Marketers frequently fail by assuming their target audience thinks, feels, and behaves as they do. The fundamental principle for success is to constantly remember this fallacy and instead get out to meet and understand the actual customer.

Treat customer conversations like coded messages. Create a "translation guide" by categorizing every statement into three buckets: their core goal (demand), the tools they use (supply), and random noise (irrelevant). This structure reveals what they'll actually pay for.

Your team's internal names for features often confuse customers. Systematically harvest the exact words customers use to describe outcomes during sales or support calls and use that language to rename features. This self-identifying language, used by Apple (e.g., "AirDrop," "Retina Display"), makes products instantly understandable.

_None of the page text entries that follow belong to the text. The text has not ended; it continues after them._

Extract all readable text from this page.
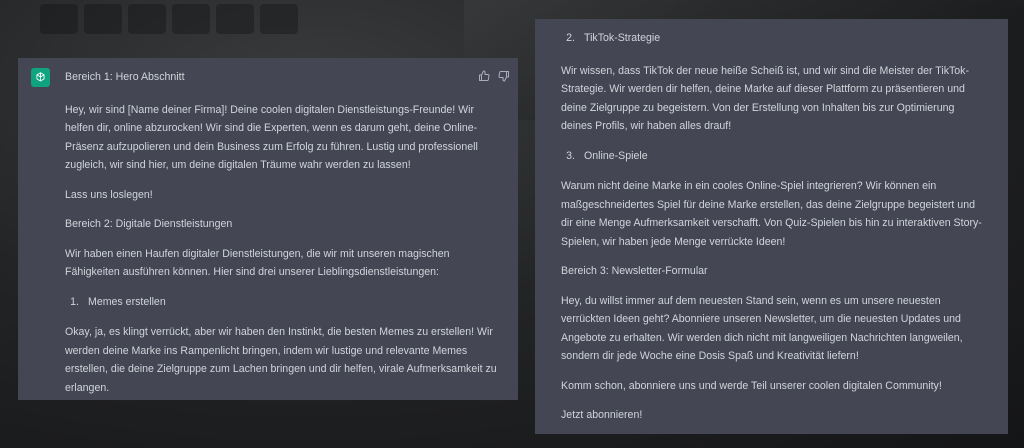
Bereich 1: Hero Abschnitt

Hey, wir sind [Name deiner Firma]! Deine coolen digitalen Dienstleistungs-Freunde! Wir helfen dir, online abzurocken! Wir sind die Experten, wenn es darum geht, deine Online-Präsenz aufzupolieren und dein Business zum Erfolg zu führen. Lustig und professionell zugleich, wir sind hier, um deine digitalen Träume wahr werden zu lassen!

Lass uns loslegen!

Bereich 2: Digitale Dienstleistungen

Wir haben einen Haufen digitaler Dienstleistungen, die wir mit unseren magischen Fähigkeiten ausführen können. Hier sind drei unserer Lieblingsdienstleistungen:

1. Memes erstellen

Okay, ja, es klingt verrückt, aber wir haben den Instinkt, die besten Memes zu erstellen! Wir werden deine Marke ins Rampenlicht bringen, indem wir lustige und relevante Memes erstellen, die deine Zielgruppe zum Lachen bringen und dir helfen, virale Aufmerksamkeit zu erlangen.

2. TikTok-Strategie

Wir wissen, dass TikTok der neue heiße Scheiß ist, und wir sind die Meister der TikTok-Strategie. Wir werden dir helfen, deine Marke auf dieser Plattform zu präsentieren und deine Zielgruppe zu begeistern. Von der Erstellung von Inhalten bis zur Optimierung deines Profils, wir haben alles drauf!

3. Online-Spiele

Warum nicht deine Marke in ein cooles Online-Spiel integrieren? Wir können ein maßgeschneidertes Spiel für deine Marke erstellen, das deine Zielgruppe begeistert und dir eine Menge Aufmerksamkeit verschafft. Von Quiz-Spielen bis hin zu interaktiven Story-Spielen, wir haben jede Menge verrückte Ideen!

Bereich 3: Newsletter-Formular

Hey, du willst immer auf dem neuesten Stand sein, wenn es um unsere neuesten verrückten Ideen geht? Abonniere unseren Newsletter, um die neuesten Updates und Angebote zu erhalten. Wir werden dich nicht mit langweiligen Nachrichten langweilen, sondern dir jede Woche eine Dosis Spaß und Kreativität liefern!

Komm schon, abonniere uns und werde Teil unserer coolen digitalen Community!

Jetzt abonnieren!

Customers request specific features (supply), but this masks the true demand—the underlying problem they're trying to solve. Focusing on the 'why' behind the request leads to simpler, more effective solutions, like building a digest email instead of a complex 'advanced settings' page.

When customers talk, trust their articulation of what they're trying to accomplish (demand) and why their current tools fail (supply problems). However, completely disregard their suggestions for what product or feature you should build (supply they want). That is your job to design, not theirs.

Customers frequently complain about their current tools (e.g., "We're struggling with Salesforce"). Founders mistakenly interpret this as a request for a direct alternative. This is a trap. The real demand is the underlying job they're trying to do, which the tool is failing to support.

While there are infinite logical ways to describe your product, only one will resonate. It must directly mirror the customer's "Pull." If they need "visibility into AI failures," your pitch must be "we give you visibility into AI failures." Any other framing is a distraction that will cause confusion.

Customers often suggest solutions (e.g., "add this feature") based on their limited understanding of what's possible. A founder's job is to look past the specific request and identify the core problem or desired outcome. Building exactly what the customer asks for verbatim is a mistake; solving their underlying goal is the key.

The most crucial piece of information—the actual demand—is often buried as a single, offhand sentence in the middle of a customer's monologue. It's rarely the first thing they say. You must actively search for this hidden gem amidst their complaints and irrelevant chatter.